Trehalase plays a role in macrophage colonization and virulence of Burkholderia pseudomallei in insect and mammalian hosts

Abstract

Trehalose is a disaccharide formed from two glucose molecules. This sugar molecule can be isolated from a range of organisms including bacteria, fungi, plants and invertebrates. Trehalose has a variety of functions including a role as an energy storage molecule, a structural component of glycolipids and plays a role in the virulence of some microorganisms. There are many metabolic pathways that control the biosynthesis and degradation of trehalose in different organisms. The enzyme trehalase forms part of a pathway that converts trehalose into glucose.
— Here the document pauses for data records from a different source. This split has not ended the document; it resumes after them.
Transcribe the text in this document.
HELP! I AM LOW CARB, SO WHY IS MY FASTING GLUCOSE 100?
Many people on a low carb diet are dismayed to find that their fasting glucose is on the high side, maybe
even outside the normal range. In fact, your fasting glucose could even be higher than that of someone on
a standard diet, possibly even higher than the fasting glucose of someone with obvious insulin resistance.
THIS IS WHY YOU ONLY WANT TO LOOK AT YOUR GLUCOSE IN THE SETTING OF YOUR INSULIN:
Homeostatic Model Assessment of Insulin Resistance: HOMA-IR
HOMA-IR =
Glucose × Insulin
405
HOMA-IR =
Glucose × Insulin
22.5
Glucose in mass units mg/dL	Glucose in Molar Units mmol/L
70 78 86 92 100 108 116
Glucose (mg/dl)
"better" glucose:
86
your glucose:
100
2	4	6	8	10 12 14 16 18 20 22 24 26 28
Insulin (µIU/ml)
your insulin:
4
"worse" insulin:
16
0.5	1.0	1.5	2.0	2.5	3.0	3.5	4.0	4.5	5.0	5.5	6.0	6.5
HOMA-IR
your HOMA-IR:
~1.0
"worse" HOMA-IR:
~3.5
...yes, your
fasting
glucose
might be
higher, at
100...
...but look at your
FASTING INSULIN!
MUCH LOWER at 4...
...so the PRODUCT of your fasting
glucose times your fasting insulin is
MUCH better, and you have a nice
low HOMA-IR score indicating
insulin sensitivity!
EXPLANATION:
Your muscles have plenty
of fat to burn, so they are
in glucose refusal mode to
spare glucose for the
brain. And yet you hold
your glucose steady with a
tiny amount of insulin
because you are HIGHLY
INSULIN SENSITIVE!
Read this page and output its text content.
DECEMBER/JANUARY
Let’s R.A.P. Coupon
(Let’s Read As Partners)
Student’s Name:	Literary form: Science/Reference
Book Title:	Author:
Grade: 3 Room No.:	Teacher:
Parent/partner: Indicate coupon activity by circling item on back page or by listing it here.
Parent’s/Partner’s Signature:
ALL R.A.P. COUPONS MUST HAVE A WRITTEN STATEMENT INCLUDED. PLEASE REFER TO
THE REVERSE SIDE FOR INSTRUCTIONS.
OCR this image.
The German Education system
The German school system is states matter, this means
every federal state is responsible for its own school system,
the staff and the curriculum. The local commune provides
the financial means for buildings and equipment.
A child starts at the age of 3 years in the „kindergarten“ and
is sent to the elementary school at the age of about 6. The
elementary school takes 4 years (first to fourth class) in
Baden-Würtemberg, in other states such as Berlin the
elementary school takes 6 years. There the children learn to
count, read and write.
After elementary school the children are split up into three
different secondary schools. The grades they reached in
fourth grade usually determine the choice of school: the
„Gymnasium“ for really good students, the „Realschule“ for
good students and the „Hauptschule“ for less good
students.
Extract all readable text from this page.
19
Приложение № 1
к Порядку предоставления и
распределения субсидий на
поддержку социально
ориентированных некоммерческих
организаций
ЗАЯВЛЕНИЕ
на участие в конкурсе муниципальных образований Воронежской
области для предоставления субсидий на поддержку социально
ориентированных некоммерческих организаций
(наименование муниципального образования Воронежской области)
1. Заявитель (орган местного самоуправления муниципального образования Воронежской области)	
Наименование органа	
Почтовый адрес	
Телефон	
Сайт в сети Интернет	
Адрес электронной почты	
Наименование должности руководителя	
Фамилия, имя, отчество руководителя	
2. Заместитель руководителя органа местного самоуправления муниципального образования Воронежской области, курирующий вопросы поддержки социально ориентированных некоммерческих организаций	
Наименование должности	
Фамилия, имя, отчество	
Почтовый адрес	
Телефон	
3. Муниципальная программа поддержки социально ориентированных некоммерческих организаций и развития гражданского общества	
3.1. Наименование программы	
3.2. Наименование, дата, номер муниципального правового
In this study we set out to investigate whether trehalase plays a role in both stress adaptation and virulence of Burkholderia pseudomallei. We show that a trehalase deletion mutant (treA) had increased tolerance to thermal stress and produced less biofilm than the wild type B. pseudomallei K96243 strain. We also show that the ΔtreA mutant has reduced ability to survive in macrophages and that it is attenuated in both Galleria mellonella (wax moth larvae) and a mouse infection model. This is the first report that trehalase is important for bacterial virulence.

Keywords: Burkholderia pseudomallei; Galleria mellonella; biofilm; thermal stress; trehalase; trehalose; virulence.

Figure 1.

Growth of B. pseudomallei wild type, ΔtreA mutant or complemented mutants in M9 medium containing 0.4% glucose with agitation (A) or 0.4% trehalose with agitation (B). The ability of complemented mutants (ΔtreA/pBHR-nattreA and ΔtreA/pDA17-treA) to grow in M9 medium containing 0.4% trehalose, in a static 96 well plate format, was recorded after 48 hours (C). Values represent the mean from one experiment performed in triplicate. Error bars show standard error of the mean (SEM).

Figure 2.

Survival of B. pseudomallei wild type ΔtreA mutant, pSCrhaB2-treA complement, pDA17-treA complement or pBHR-nattreA complement after exposure to heat stress at 65°C (A) or cold stress at 4°C (B) Values represent the mean from 5 independent experiments performed in triplicate or 2 independent experiments with 9 replicates respectively. Error bars show SEM. * = p < 0.05, *** = p < 0.001, **** = p < 0.0001 following one way Anova, Tukey post-test.

Figure 3.

Intracellular survival of B. pseudomallei wild type, ΔtreA mutant or pDA17-treA complemented mutant in J774.A.1 macrophages. Macrophages were infected with bacteria at an MOI of 10 and intracellular bacteria enumerated on LB agar. Values represent the mean from 3 independent experiments, performed in triplicate, with error bars showing the SEM s. * = p < 0.05, *** = p < 0.001 following students t-test.

Figure 4.

Response of B. pseudomallei wild type, ΔtreA mutant or pDA17-treA complemented mutant to 0.04 M tBOOH by disc diffusion assay. Values represent the mean from 3 independent experiments performed in triplicate, with error bars showing SEM. * = p < 0.05 following students t-test.

Figure 5.

Relative biofilm formation by B. pseudomallei wild type, ΔtreA mutant or pDA17-treA complement measured as crystal violet (CV) bound (OD490nm) / turbidity of bacterial culture (OD590nm). Values represent the mean from 3 independent experiments each with 12 replicates. Error bars show SEM. *** = p < 0.001, **** = p < 0.0001 following one-way Anova, Tukey post-test.

Figure 6.

Virulence of B. pseudomallei wild type or ΔtreA mutant in G. mellonella larvae or in mice. (A) Groups of 10 G. mellonella larvae were challenged with 10³ CFU of B. pseudomallei K96243 or the ΔtreA mutant. Values represent the mean from 3 independent experiments. Error bars show SEM. * = p < 0.05 following 2 way Anova, Sidak's multiple comparisons test. (B) Groups of 6 BALB/c mice challenged via i.p. route with 3.4 × 10⁴ CFU of B. pseudomallei K96243 (solid line) or 6.7 × 10⁴ CFU of the ΔtreA mutant (dotted line).